37. The peptide according to claim 1, wherein said peptide has the sequence RRGGHFCGATLIARNFVMSAVHCVN (SEQ ID NO: 605).

38. The peptide according to claim 1, wherein said peptide has the sequence RSREYRCGGTLVSQRYILTAASCAA (SEQ ID NO: 606).

39. The peptide according to claim 1, wherein said peptide has the sequence NQGRHFCGGALIHARFVMTAASCFQ (SEQ ID NO: 594).

40. The peptide according to claim 1, wherein said peptide has the sequence KQGRPFCAGALVHPRFVLTAASCFR (SEQ ID NO: 593).

41.-52. (canceled)

53. The peptide according to claim 1, wherein said peptide is capable of inhibiting the secretion of cytokine IL-6 from monocytes.

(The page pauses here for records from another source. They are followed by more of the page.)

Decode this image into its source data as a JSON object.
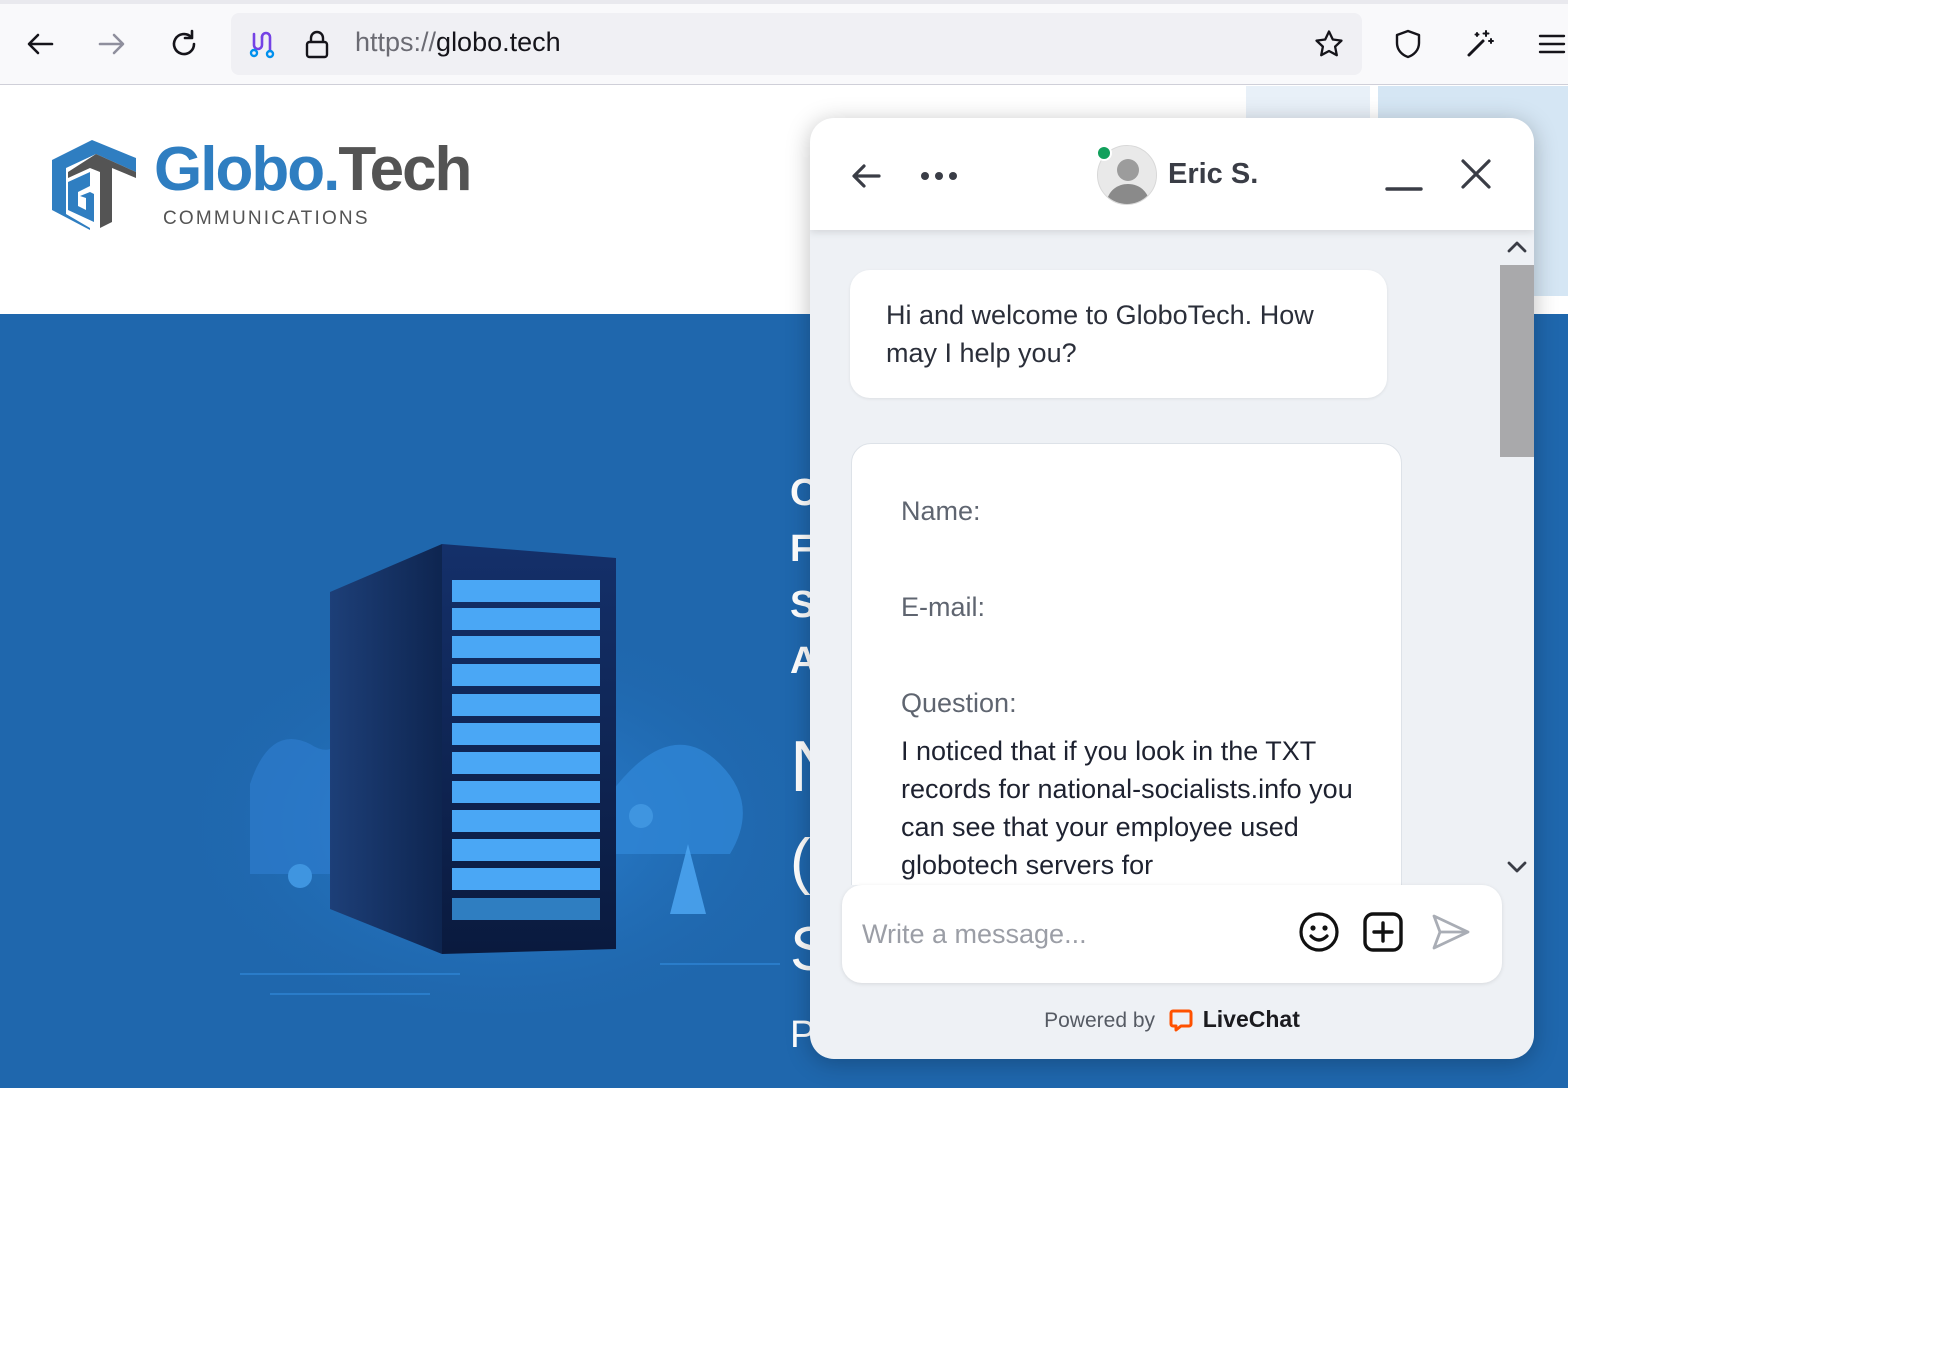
{
  "browser": {
    "url_scheme": "https://",
    "url_host": "globo.tech"
  },
  "site": {
    "logo": {
      "word_globo": "Globo",
      "word_dot": ".",
      "word_tech": "Tech",
      "subtitle": "COMMUNICATIONS"
    },
    "hero_fragments": [
      "C",
      "F",
      "S",
      "A",
      "N",
      "(",
      "S",
      "P"
    ]
  },
  "chat": {
    "agent_name": "Eric S.",
    "agent_status": "online",
    "welcome_message": "Hi and welcome to GloboTech. How may I help you?",
    "form": {
      "name_label": "Name:",
      "email_label": "E-mail:",
      "question_label": "Question:",
      "question_text": "I noticed that if you look in the TXT records for national-socialists.info you can see that your employee used globotech servers for"
    },
    "composer": {
      "placeholder": "Write a message..."
    },
    "powered_by": "Powered by",
    "brand": "LiveChat",
    "colors": {
      "online": "#12a05c",
      "brand_orange": "#ff5100",
      "site_blue": "#1f67ad"
    }
  }
}
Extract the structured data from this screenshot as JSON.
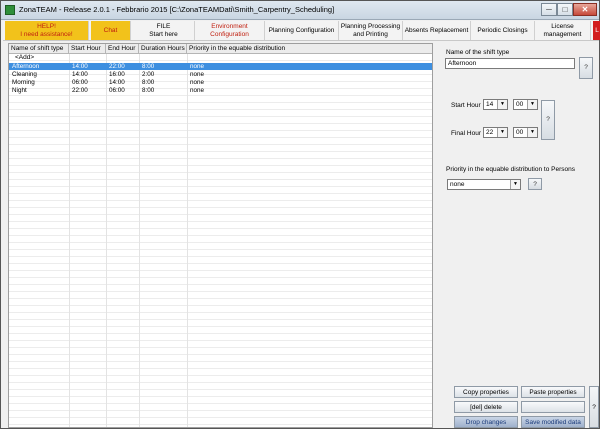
{
  "window": {
    "title": "ZonaTEAM - Release 2.0.1 - Febbrario 2015 [C:\\ZonaTEAMDati\\Smith_Carpentry_Scheduling]",
    "min_label": "─",
    "max_label": "□",
    "close_label": "✕"
  },
  "menu": {
    "help_line1": "HELP!",
    "help_line2": "I need assistance!",
    "chat": "Chat",
    "file_line1": "FILE",
    "file_line2": "Start here",
    "env_line1": "Environment",
    "env_line2": "Configuration",
    "planning_config": "Planning Configuration",
    "ppp_line1": "Planning Processing",
    "ppp_line2": "and Printing",
    "absents": "Absents Replacement",
    "periodic": "Periodic Closings",
    "license_line1": "License",
    "license_line2": "management",
    "red_tab": "L"
  },
  "grid": {
    "columns": [
      "Name of shift type",
      "Start Hour",
      "End Hour",
      "Duration Hours",
      "Priority in the equable distribution"
    ],
    "add_label": "<Add>",
    "rows": [
      {
        "name": "Afternoon",
        "start": "14:00",
        "end": "22:00",
        "duration": "8:00",
        "priority": "none",
        "selected": true
      },
      {
        "name": "Cleaning",
        "start": "14:00",
        "end": "16:00",
        "duration": "2:00",
        "priority": "none",
        "selected": false
      },
      {
        "name": "Morning",
        "start": "06:00",
        "end": "14:00",
        "duration": "8:00",
        "priority": "none",
        "selected": false
      },
      {
        "name": "Night",
        "start": "22:00",
        "end": "06:00",
        "duration": "8:00",
        "priority": "none",
        "selected": false
      }
    ]
  },
  "form": {
    "name_label": "Name of the shift type",
    "name_value": "Afternoon",
    "start_label": "Start Hour",
    "start_hour": "14",
    "start_min": "00",
    "final_label": "Final Hour",
    "final_hour": "22",
    "final_min": "00",
    "priority_label": "Priority in the equable distribution to Persons",
    "priority_value": "none",
    "help_q": "?"
  },
  "buttons": {
    "copy": "Copy properties",
    "paste": "Paste properties",
    "delete": "[del] delete",
    "drop": "Drop changes",
    "save": "Save modified data",
    "side_q": "?"
  },
  "icons": {
    "app": "zonateam-app-icon",
    "dropdown": "chevron-down-icon"
  }
}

54. The peptide according to claim 1, wherein said peptide is capable of stimulating the secretion of cytokine IL-6 from monocytes.

55.-56. (canceled)

57. A method of treatment of gram-negative bacterial infection comprising administering to an individual in need one or more peptides as defined in claim 1.

58. A method of treatment of gram-positive bacterial infection comprising administering to an individual in need one or more peptides as defined in claim 1.

59.-72. (canceled)

73. A pharmaceutical composition comprising a peptide as defined in claim 1.